When Technical Analysis Gained Respect
"How could these stocks be making tops when my fundamental news is right on line and when earnings are coming through for all my companies? It doesn't make any sense." That was the reaction of now-legendary technician Alan Shaw when he began his career on Wall Street in 1958. He was looking for something other than fundamental research to help him make stock and market calls. Charts were the answer.
During his long career, Shaw often had to hide his research from clients, tapping into his analytical team to come up with fundamental reasons to pitch a specific stock.
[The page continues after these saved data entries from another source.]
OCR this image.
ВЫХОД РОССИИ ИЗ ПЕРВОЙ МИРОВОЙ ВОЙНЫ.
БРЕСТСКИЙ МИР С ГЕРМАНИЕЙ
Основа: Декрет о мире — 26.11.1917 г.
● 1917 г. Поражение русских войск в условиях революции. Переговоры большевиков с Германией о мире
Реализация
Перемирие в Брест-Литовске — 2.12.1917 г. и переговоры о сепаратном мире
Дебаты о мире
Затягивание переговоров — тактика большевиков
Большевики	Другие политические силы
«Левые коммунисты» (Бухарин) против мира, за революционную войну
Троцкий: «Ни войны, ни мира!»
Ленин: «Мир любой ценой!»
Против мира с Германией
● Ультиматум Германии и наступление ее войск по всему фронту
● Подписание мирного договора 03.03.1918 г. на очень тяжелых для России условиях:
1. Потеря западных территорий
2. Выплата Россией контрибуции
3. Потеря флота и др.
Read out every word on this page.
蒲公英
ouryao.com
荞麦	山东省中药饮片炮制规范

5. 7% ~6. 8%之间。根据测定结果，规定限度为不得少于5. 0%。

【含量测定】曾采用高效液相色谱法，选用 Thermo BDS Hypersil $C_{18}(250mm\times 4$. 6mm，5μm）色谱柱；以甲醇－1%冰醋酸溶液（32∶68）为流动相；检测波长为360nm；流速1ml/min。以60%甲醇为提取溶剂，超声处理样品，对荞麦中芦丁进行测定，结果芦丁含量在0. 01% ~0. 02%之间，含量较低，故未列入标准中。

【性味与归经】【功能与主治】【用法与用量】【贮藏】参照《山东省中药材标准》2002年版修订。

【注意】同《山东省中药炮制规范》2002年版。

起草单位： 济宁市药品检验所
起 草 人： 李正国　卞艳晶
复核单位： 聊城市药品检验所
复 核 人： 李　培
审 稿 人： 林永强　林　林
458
The choices were technically driven, but he couldn’t let clients know that at the time.
But charts served him well, and he avoided equities during the bear market that lasted from 1966 to 1982, when the Dow Jones Industrial Average bounced between 600 and 1,000 before finally breaking out. Charts helped Shaw see that the bull market that lasted until 2000 was real.
Perhaps Shaw's greatest market call was in May 1985, in a research note titled "The Technical Bull Case for Bonds.” He told his clients that “based on our technical analysis, we believe that a structural bull market is underway for bonds; short, intermediate and long term indicators are allowing the best bond bet to be made in possibly the entire investment career of the reader.”
But the era that Shaw thrived in has passed. As he says, the "days of charting stocks by hand are over."